L’analisi, che ha coinvolto circa 7mila persone di oltre 50 Paesi (la maggior parte residente negli Stati Uniti, ma anche in Australia, Canada e Regno Unito) ha infatti indicato che un terzo delle persone con obesità ha aumentato ulteriormente il proprio peso durante il lockdown. “Abbiamo fatto più spuntini e meno esercizio fisico, siamo andati a letto più tardi e dormito peggio – ha commentato Leanne Redman del Pennington Biomedical Research Center, l’istituto di ricerca dell’Università della Louisiana che ha condotto lo studio – . Sia negli Stati Uniti sia all’estero, le persone hanno in gran parte reagito allo stesso modo alla pandemia, con livelli di ansia che sono praticamente raddoppiati.
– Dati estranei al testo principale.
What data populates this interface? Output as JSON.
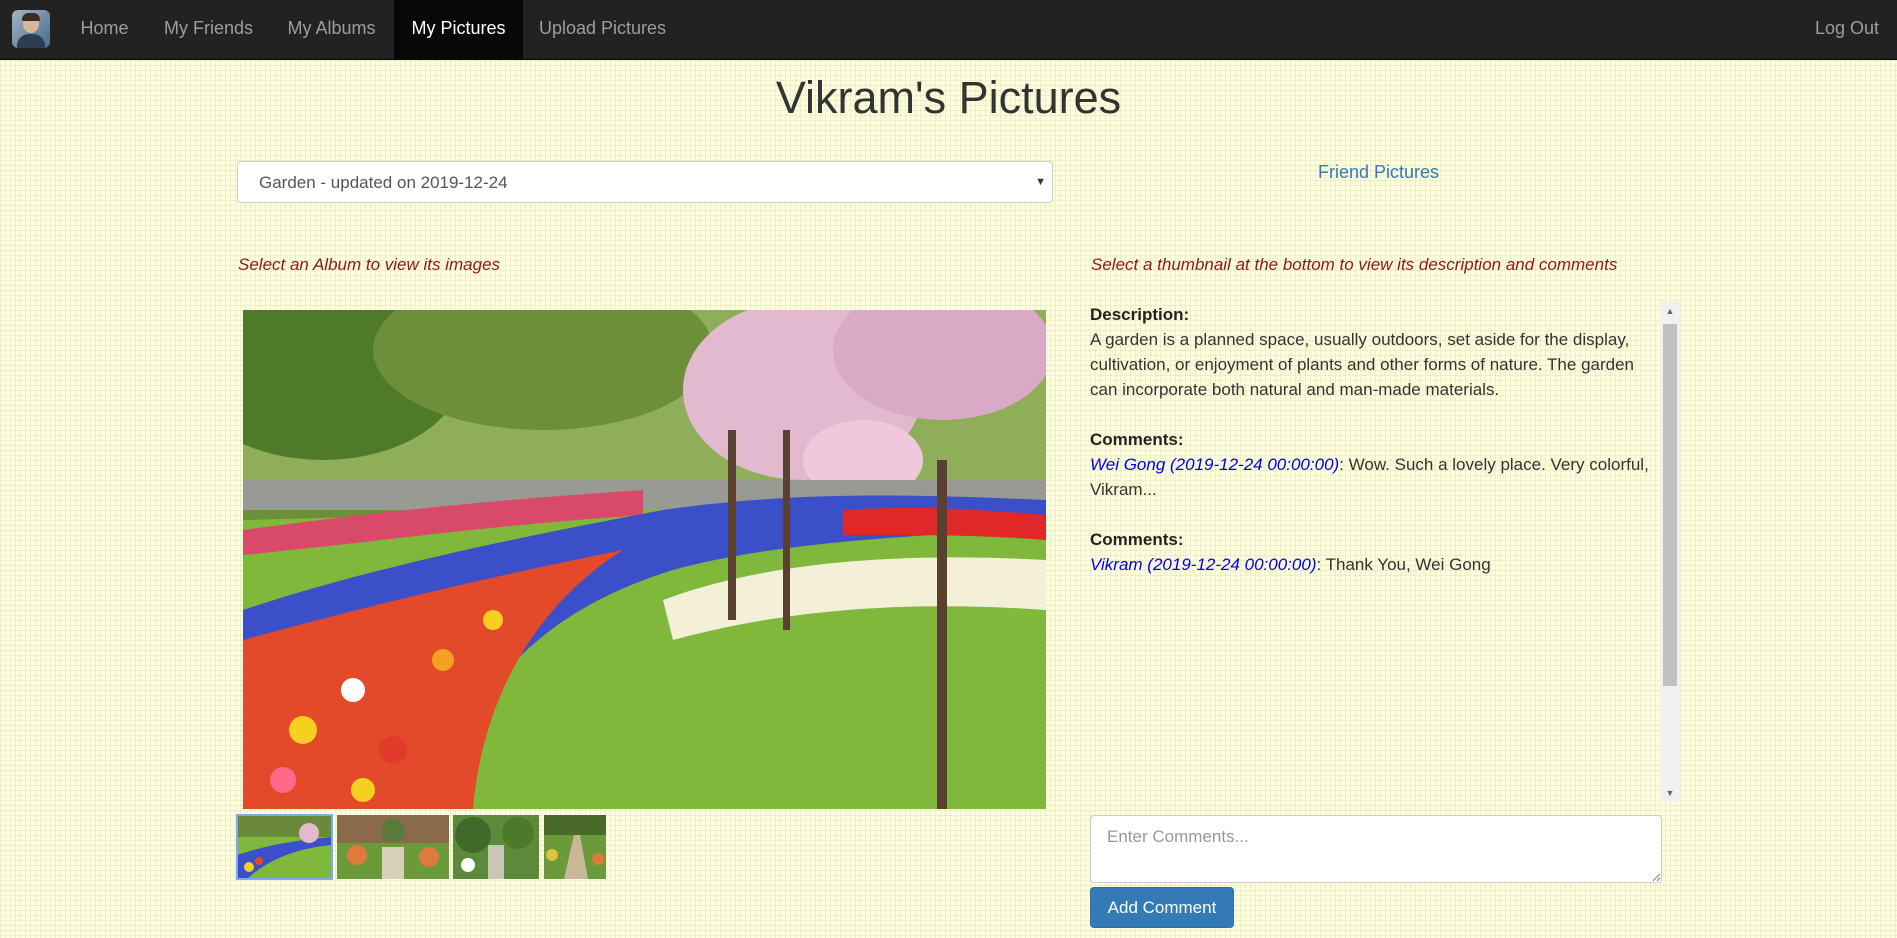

L’ansia, nello specifico, è stata significativamente maggiore nelle persone con obesità, mentre l’aumento di peso è stato riportato dal 33,4% dei partecipanti con obesità rispetto al 27,5% del campione totale. “L’effetto delle misure di restrizione adottate dai governi insieme alla paura di contrarre il virus – aggiungono gli autori dello studio – hanno avuto un impatto significativo sulla salute fisica e mentale delle persone, colpendo i modo sproporzionato le persone con obesità”. In considerazione di quanto osservato, il team di ricerca vorrebbe che i medici rivedessero la gestione di questi pazienti, aumentando il numero di screening di salute mentale durante e dopo la pandemia e rimanendo in contatto attraverso questionari online o telemedicina, per prevenire gli effetti della pandemia. “Le cosiddette visite virtuali – concludono gli studiosi – possono alleviare le preoccupazioni dei pazienti sulla sicurezza delle visite di persona”.